Sur le front des recyclables, il y a matière à raconter, mais nous nous en tiendrons à l’adage suivant : moins, c’est mieux. Après une visite à l’usine de tri des déchets au Rohrschollen, nous reconnaissons la nécessité de développer cette filière – seuls 50% des Eurométropolitains trient leurs déchets, avec environ 20% d’erreurs de tri. Néanmoins, le meilleur déchet reste celui qu’on ne produit pas, tant les ressources en matières premières ou en énergie sont rares et chères.

A l’usine de traitement des déchets recyclables de l’EMS, au Rohrschollen (Photo SOSD)

Conclusion : plus question pour nous de remplir une (certes petite) poubelle par semaine d’emballages inutiles. À la demande d’Alice et de mon mari Marc, qui craignent que nous ne retombions dans nos habitudes anciennes, nous conserverons nos bacs individuels au moins un an encore. « C’est motivant », disent-ils. Ensuite, nous adopterons peut-être le grand bocal en verre, façon « Famille presque zéro déchet ». À voir.

3 – Pas d’achat matériel : toucher du doigt nos « vrais » besoins

Il y a un an, il était question pour nous de limiter drastiquement nos dépenses après un achat immobilier, tout en nous mettant plus complètement en cohérence avec nos idées et nos valeurs dans nos comportements d’achats au quotidien. Tout au long de l’année, nous avons fait avec ce que nous avions, quitte à porter toujours les mêmes vêtements ou à profiter des dons amicaux en textiles pour enfants, par exemple.

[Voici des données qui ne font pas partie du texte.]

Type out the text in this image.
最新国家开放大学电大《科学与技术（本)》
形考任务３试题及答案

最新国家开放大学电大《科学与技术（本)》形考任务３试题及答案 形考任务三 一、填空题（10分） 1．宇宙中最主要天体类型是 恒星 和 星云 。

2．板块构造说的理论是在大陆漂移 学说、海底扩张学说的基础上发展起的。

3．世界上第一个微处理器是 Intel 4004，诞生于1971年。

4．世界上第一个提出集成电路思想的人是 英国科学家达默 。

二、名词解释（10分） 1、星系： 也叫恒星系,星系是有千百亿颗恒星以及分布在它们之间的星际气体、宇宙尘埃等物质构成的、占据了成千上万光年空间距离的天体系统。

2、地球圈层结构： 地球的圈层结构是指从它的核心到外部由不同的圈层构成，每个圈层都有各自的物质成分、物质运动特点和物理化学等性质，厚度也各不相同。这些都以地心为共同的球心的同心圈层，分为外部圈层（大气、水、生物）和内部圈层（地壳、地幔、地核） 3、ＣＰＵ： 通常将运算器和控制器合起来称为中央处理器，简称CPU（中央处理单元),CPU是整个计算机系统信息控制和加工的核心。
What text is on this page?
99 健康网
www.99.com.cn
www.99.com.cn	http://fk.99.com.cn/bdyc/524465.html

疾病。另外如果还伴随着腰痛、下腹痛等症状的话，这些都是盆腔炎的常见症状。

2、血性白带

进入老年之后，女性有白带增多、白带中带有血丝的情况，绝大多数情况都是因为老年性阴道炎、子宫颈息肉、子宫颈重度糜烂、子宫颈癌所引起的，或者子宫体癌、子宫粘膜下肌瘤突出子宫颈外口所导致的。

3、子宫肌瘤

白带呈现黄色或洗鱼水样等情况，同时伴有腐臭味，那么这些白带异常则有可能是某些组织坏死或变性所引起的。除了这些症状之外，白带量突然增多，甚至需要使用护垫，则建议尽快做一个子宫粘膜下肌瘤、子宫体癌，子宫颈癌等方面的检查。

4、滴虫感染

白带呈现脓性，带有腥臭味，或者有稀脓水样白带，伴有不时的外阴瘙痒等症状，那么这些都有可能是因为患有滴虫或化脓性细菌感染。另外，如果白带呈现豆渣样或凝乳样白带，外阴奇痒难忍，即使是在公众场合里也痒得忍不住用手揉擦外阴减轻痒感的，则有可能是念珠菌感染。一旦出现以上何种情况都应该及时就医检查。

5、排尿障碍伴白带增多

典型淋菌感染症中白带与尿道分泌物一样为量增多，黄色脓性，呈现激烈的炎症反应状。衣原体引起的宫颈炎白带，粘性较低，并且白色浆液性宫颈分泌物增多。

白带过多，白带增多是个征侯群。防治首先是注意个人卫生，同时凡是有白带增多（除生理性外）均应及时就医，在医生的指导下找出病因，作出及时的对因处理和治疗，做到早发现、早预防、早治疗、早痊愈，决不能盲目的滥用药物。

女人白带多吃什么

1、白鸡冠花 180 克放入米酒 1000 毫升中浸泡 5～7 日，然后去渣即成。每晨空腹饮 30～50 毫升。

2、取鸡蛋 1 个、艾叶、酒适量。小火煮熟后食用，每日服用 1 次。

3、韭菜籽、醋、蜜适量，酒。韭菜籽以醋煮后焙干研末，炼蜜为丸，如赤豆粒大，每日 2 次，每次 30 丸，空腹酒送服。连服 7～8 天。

Sur le plan du « matériel », vaisselle, ustensiles en tous genres, mobilier ou bibelots, nous avons bricolé avec ce que nous avions en magasin, quitte à parfois transiger pour réaliser un nécessaire bricolage. Là où les choses se sont corsées, c’est en matière de livres. Nous avons certes fréquenté au maximum les médiathèques, essentiellement pour les enfants, et emprunté des livres aux amis, mais j’ai pour ma part bien trop abusé de mon « exception de formation ». J’ai acheté des livres tout au long de l’année et plus encore au mois d’août, pour nous quatre, alors que nous n’avions pas suffisamment anticipé en bibliothèque avant de partir en vacances.

Nos « vrais besoins », ce sont aussi les enfants qui grandissent, qui doivent s’habiller, se cultiver, qui vivent dans une société de consommation difficile à complètement court-circuiter. Simon a plus souffert d’éventuelles restrictions que sa sœur, plus fasciné qu’il est par la nouveauté en matière de jouets (les « saisons » Lego…), de modes à l’école (toupies, cartes Pokemon…), mais tous deux ont pu profiter des cadeaux de leur papa, mamies, amis, sans que nous n’intervenions au-delà des déchets produits, qui se sont retrouvés de temps en temps dans leur petite poubelle à la maison.

4 – Hors de chez soi : petits arrangements en famille et entre amis

Hors de chez soi, comme ces mois d’été, l’exercice SOSD a été moins évident. Loin de nos bases, loin de nos commerçants, de nos médiathèques, de nos habitudes, nous avons recommencé, pour ainsi dire, à vivre « normalement », achetant quelques t-shirts et bouquins. Comme nous nous le sommes permis ces six derniers mois environ, nous également avons acheté de temps à autre, à l’extérieur de chez nous, des aliments emballés, pour nous faire plaisir ou faire plaisir à nos amis : une belle motte de beurre aux algues (miam), une charcuterie paysanne sous vide, une boîte de chocolats.

Dans un autre registre, alors que nous refusions les serviettes en papier, les pailles ou tout autre produits jetables au restaurant, au café, en terrasse, etc., durant les premiers mois du défi, nous avons finalement lâché la rampe en cours de route, fatigués de devoir en permanence expliquer le pourquoi du comment à des serveurs peu amènes, ou maintenir une attention constante, dans des contextes de déjeuners et autres occasions de sociabilité professionnelle.

Buffet pro pour Marc : manger ZD, c’est manger du pain (Photo SOSD)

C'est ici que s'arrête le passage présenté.